A sindicância interna foi aberta em 13 de fevereiro, após a estatal ter sido citada em denúncia de um ex-funcionário da SBM Offshore, companhia holandesa que aluga navios-plataforma para petroleiras. Segundo o denunciante, funcionários e intermediários da estatal brasileira receberam propina para fechar negócios, num esquema que, só no País, teria envolvido US$ 139,2 milhões. Ainda segundo a nota publicada, o relatório final da comissão será encaminhado à CGU, ao MPF e ao Tribunal de Contas da União (TCU).

No mesmo anúncio, a estatal informa também sobre a criação de uma comissão interna para apurar a compra da refinaria de Pasadena, no Texas (EUA), em 2006. A aquisição já é investigada pela CGU, TCU e Polícia Federal em razão de suspeitas de superfaturamento. A unidade, que custou ao menos US$ 1,18 bilhão à Petrobrás, foi adquirida em 2005 por US$ 42,5 milhões pela empresa belga Astra Oil.

A comissão foi formada na última segunda-feira, 24, dias após o Estado revelar que a presidente Dilma Rousseff, então presidente do Conselho de Administração da estatal, deu aval à compra. Em resposta para justificar sua decisão, Dilma afirmou que um documento "falho" fundamentou sua avaliação sobre a unidade.

De acordo com o anúncio publicado nesta segunda, a apuração interna tem prazo de 45 dias para apresentar conclusões.

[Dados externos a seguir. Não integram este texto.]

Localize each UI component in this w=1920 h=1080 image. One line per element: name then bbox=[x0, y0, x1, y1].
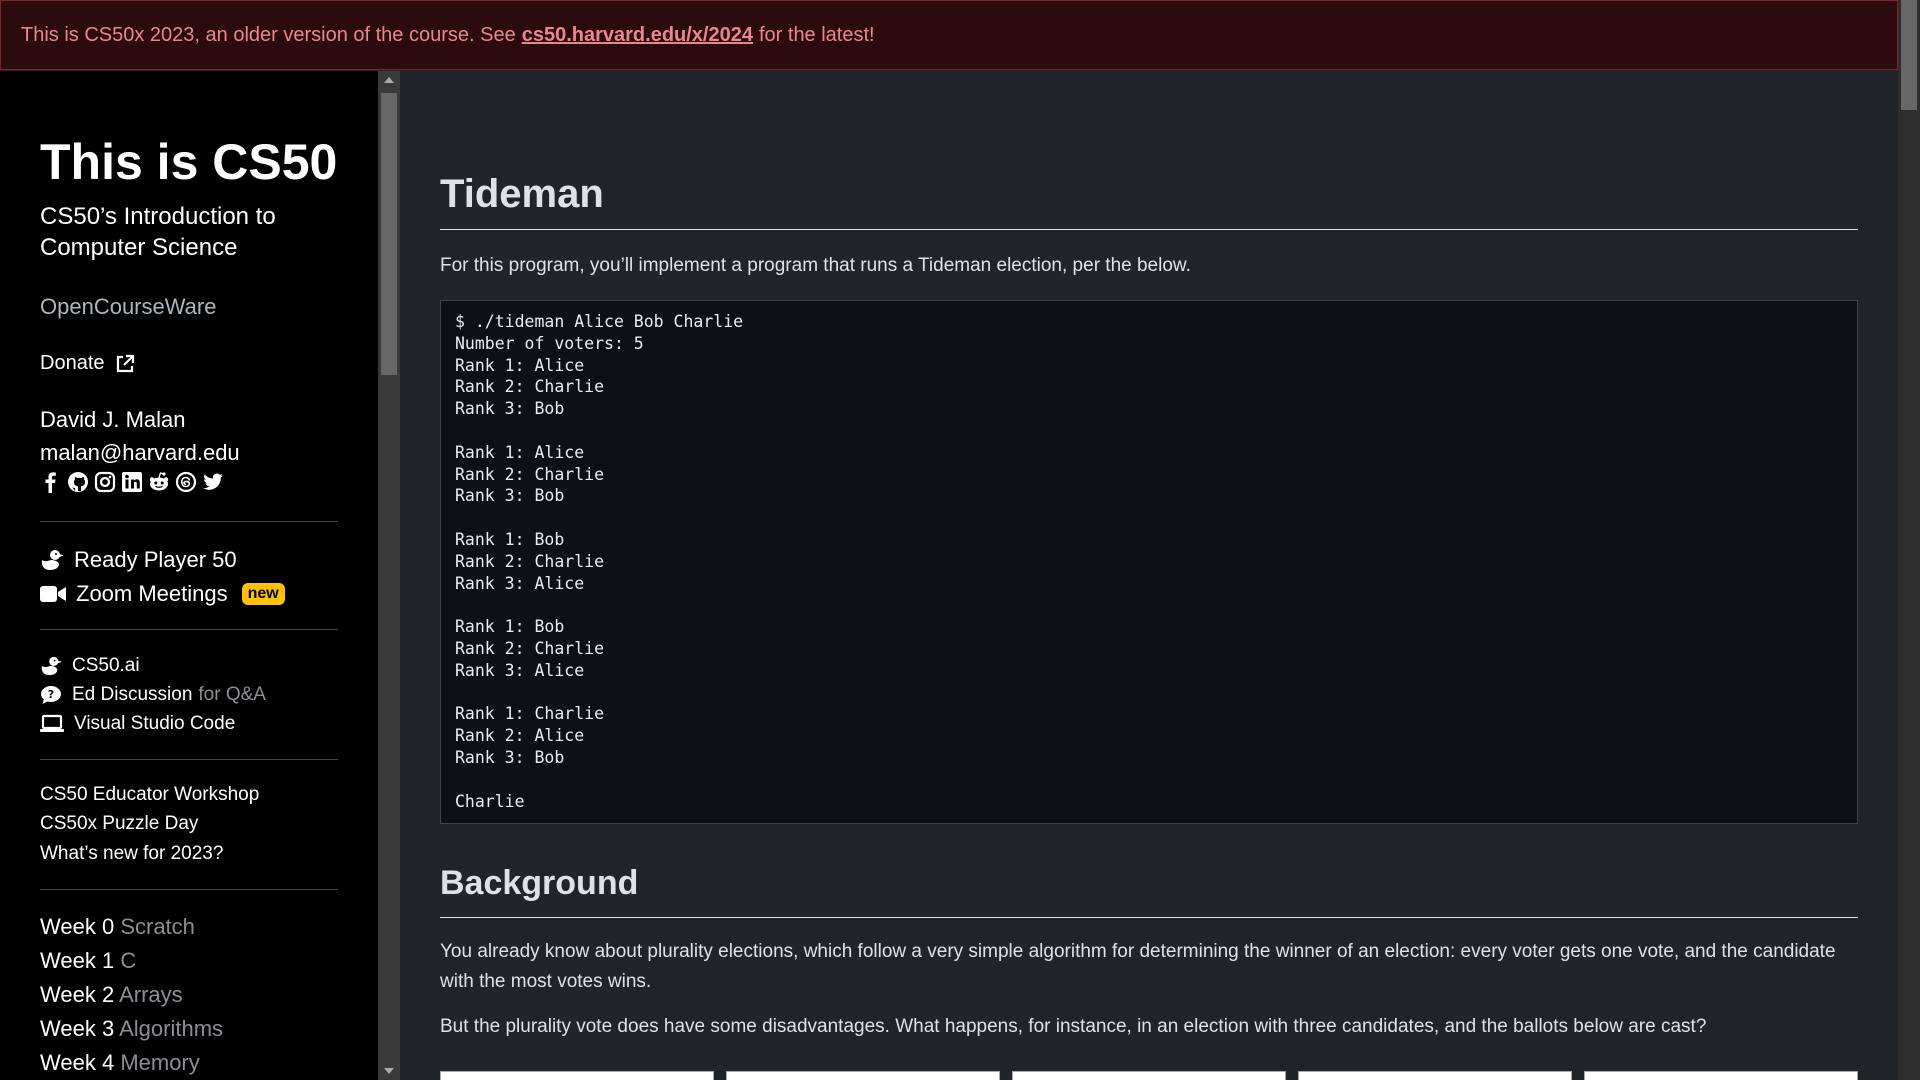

A empresa destaca que desde dezembro de 2012 atende aos órgãos públicos e aos órgãos de controle e fornece informações e documentos sobre o processo de compra da refinaria. "O relatório final da Comissão Interna de Apuração da Petrobrás será encaminhado à Controladoria-Geral da União, ao Tribunal de Contas da União e ao Ministério Público Federal", afirma.